In such cases, it's just a matter of changing one's perspective, switching methodology, or re-evaluating expectations.

Seek support “I was preggy with Yakee when I felt the calling,” Mec recalls.

“I knew I was quitting my work so it sort of seemed [like] a great idea to maximize my being home. I attended lectures and talks on it and joined a group, she says.

Her husband Jojo soon came around when he attended a homeschooling conference and met homeschoolers.

She says, “When he realized actual people were doing it, he was all for it. Up to now, he is thankful that this is our setup.”

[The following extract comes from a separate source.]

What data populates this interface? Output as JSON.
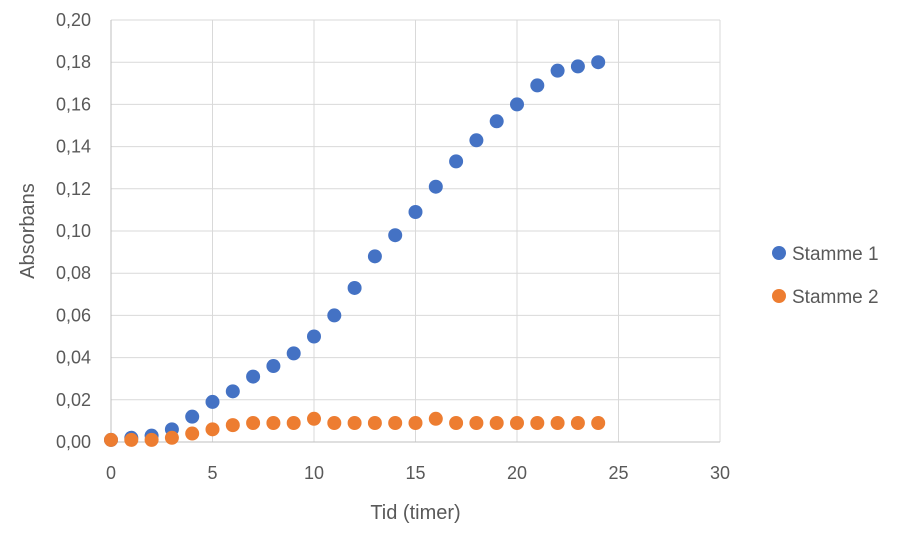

“Many children who are homeschooling belong to playgroups and coops where they connect with children of different ages every week. Or they are enrolled in classes and club sports that allow them to learn important social skills like working together towards a common goal, putting the needs of others above their own, celebrating the victories of others, learning to win and lose with the right attitude, and so on,” Joy says.

She adds, “Homeschooling in the Philippines is probably the last place on earth where children will be in want of relationships! I can't even begin to count the number of social events my children attend where there are other children present. At the very least, they have a number of cousins whom they see regularly.”

Keep in mind though that the concept maybe new to other people so expect a bit of skepticism. It can be quite the challenge especially when it comes from grandparents and other extended family members. However, a united partnership is always the best support system you can draw strength and affirmation from.

Enjoy the rewards Homeschooling provides a family with fertile ground for sowing the seeds of rich and fruitful relationships. Children benefit from knowing that they can always rely on the solid, stable foundation of family.

Armin Concepcion, who homeschools her son Sean, recalls, “There were many things I didn't understand about Sean’s behavior until that time we went back to homeschooling. He opened up more... Now I know where he's coming from and how to meet him where he's going.”

Mec says, “Being able to homeschool is really a privilege because not everyone would have the resources or option to do so.”

In her blog, Tina Santiago-Rodriguez, says, “Kids should be encouraged to have fun, be exposed to books a lot, explore their motor skills and imagination, and most of all, be assured that they are loved and special. Learning can take place anytime, anywhere. As long as we are open, creative, and spontaneous, we can make anytime learning time. However, it does need a lot of patience, planning, perseverance, and faith.”